Member of the Iowa House of Representatives from the 61st district
- In office January 11, 1971 – January 7, 1973
- Succeeded by: Richard L. Byerly

Member of the Iowa House of Representatives from the 37th district
- In office January 13, 1969 – January 10, 1971
- Succeeded by: Bill Hansen

Personal details
- Born: Don D. Alt December 15, 1916 St. Joseph, Missouri, U.S.
- Died: August 18, 1988 (aged 71) Las Cruces, New Mexico, U.S.
- Party: Republican
- Spouse: Isabel Greenberg ​ ​(m. 1941⁠–⁠1983)​
- Children: 3
- Education: Drake University Iowa State University
- Occupation: Politician, businessman

Military service
- Allegiance: United States
- Branch/service: United States Army
- Rank: Captain
- Battles/wars: World War II

= Don Alt =

American politician and businessman (1916–1988)

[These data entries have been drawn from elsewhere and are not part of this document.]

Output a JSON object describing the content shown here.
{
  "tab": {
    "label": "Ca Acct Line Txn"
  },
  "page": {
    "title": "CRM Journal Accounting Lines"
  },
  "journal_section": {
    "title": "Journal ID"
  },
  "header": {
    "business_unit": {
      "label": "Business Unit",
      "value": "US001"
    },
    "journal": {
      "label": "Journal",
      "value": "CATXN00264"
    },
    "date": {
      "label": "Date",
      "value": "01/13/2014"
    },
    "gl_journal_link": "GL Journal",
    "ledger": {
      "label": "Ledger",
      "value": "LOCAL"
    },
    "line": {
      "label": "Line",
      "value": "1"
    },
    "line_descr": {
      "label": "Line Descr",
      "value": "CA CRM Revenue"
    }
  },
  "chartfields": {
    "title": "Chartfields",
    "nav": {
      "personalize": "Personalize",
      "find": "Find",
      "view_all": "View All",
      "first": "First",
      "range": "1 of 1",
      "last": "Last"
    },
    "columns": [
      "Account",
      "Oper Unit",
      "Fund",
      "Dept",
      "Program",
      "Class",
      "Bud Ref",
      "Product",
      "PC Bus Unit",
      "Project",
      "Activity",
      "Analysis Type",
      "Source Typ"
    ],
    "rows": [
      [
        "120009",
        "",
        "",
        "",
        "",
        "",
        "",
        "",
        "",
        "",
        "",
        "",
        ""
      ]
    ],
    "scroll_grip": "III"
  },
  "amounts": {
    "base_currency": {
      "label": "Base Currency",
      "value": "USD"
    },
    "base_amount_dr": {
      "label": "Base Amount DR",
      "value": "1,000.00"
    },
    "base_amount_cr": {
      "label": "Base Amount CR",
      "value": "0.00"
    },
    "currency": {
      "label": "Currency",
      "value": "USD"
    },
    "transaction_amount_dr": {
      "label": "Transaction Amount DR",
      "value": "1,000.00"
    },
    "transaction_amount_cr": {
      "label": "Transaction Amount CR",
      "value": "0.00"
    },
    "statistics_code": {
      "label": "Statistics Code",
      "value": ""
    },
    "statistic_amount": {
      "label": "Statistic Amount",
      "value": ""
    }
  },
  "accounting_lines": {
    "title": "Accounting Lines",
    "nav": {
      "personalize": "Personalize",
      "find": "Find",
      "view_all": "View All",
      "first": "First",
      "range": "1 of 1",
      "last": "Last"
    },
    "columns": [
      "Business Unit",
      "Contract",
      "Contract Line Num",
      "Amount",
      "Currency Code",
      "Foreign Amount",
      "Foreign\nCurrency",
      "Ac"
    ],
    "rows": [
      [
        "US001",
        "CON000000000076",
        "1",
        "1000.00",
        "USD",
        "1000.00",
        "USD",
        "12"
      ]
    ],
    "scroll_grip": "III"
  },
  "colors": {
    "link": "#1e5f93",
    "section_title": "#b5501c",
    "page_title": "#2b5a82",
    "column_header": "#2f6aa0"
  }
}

Don D. Alt (December 15, 1916 - August 18, 1988) was an American politician and businessman.

Born in St. Joseph, Missouri, Alt went to the Des Moines, Iowa public schools and graduated from Roosevelt High School. He served in the United States Army during World War II. Alt went to Drake University and Iowa State University. He worked at the Home Federal Loan and Savings in Des Moines and was a vice-president. Alt served in the Iowa House of Representatives from 1969 to 1973 and was a Republican. In 1985, Alt moved to Las Cruces, New Mexico. He died in Las Cruces, New Mexico.